O'BRIEN: All right, let's -- not to second guess the pilots too much in this because we don't know the full details, but we're told they were about 90 minutes outside of Boston when all of this ensued. Would you have tried to put the plane down sooner perhaps, if you had the opportunity or is Boston a good, safe harbor, if you will?

SHEPPERD: Well, of course, it always is -- depends upon the communication between the pilots and what's going on in the back end. The pilot in command always has the final say. From where they were, it's not likely that you would have gone anywhere else especially after the passenger was subdued.

There are some places that physically are closer. If I understand the flight track of the airplane, you could have gone into probably Bangor, Maine. It would have been a little closer. There are also some other places, Gander, that type of thing, depending on the actual flight track. Though with the passenger subdued, it's likely that Boston was the smart place to go because of the people on the ground that are trained to handle this type of thing once you get on the ground.

O'BRIEN: Let's talk about those F-15 intercepts and the escort they provided. You intercepted many times, in your career out of Otis, their National Guard base, Russian bare bombers as they came down the coast. That was just part of the Cold War drill, if you will. An entirely different mission now really if you think about it for the Air National Guard. What would their standing orders have been as they went out to intercept this 767?

SHEPPERD: Well, its standard orders with one being changed again from the old days, the old standing orders were that you were to join up on the airplane and basically trail it out of sight and tell the FAA where it's going. Now, of course, with the orders being that there is the possibility that you will have to shoot down an aircraft if the aircraft is deemed to be a threat to something on the ground such as what happened with the collision with the World Trade Center.

On the other hand, in this particular case, the pilots obviously knew what was going on, were communicating with the FAA, were likely being told to simply join up alongside the airplane and try to communicate with hand signals with the pilot and through the FAA as well, finding out what's going on inside.

The F-15 pilots can't talk directly to the airliners. They don't have a VHF radio at this time. Maybe down the line we'll equip them with that. But right now, they have to talk through the FAA. So it's just escort duties and keeping track of the airplane, landing assistance and being there of course if the airplane ever had to be brought down to the fatal order issued through the NORAD join of command.
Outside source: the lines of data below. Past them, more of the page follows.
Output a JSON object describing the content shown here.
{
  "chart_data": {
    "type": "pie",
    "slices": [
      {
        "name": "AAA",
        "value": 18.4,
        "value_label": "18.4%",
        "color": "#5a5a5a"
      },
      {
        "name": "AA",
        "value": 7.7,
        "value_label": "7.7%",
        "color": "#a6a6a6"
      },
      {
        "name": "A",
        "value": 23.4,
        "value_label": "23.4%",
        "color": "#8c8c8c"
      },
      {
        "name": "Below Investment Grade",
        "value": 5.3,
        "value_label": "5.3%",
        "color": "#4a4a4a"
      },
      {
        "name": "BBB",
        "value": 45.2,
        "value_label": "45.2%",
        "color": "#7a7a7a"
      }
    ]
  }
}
O'BRIEN: What an awful order that would be. And just quickly, before we get away, I know you're not necessarily an expert in aviation security, but I find it very hard to believe that they allowed a person on an international flight without any checked baggage or for that matter even a carry on. All he had was his passport. Do you consider that a breach of security?
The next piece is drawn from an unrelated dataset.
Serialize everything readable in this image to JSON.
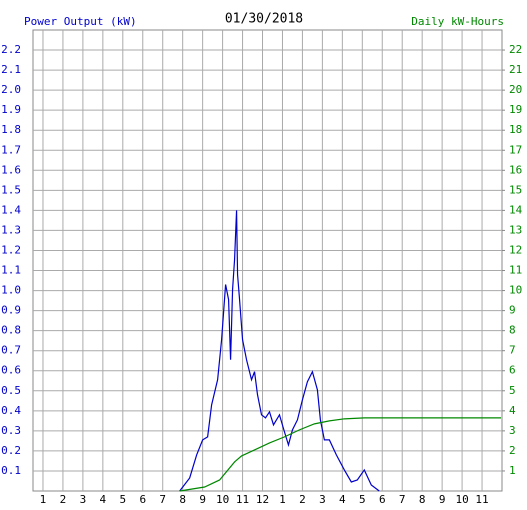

SHEPPERD: Well, I'll have to leave that to the FAA. I'm not sure what their triggers are. But it sure triggers it in my mind. And of course, the C-4 explosive that he likely had in his shoes, according to the reports, is not something that'll show up on a metal detector at all. So there are a lot of questions -- going to come out of this about what we're going to do about explosives, what we're going to do about shoes and then of course, the other triggers about how about hand baggage, no checked luggage, that type of thing. Lots of questions to be asked.

O'BRIEN: General Shepperd, you're a fountain of information as always. Thanks very much. We appreciate it.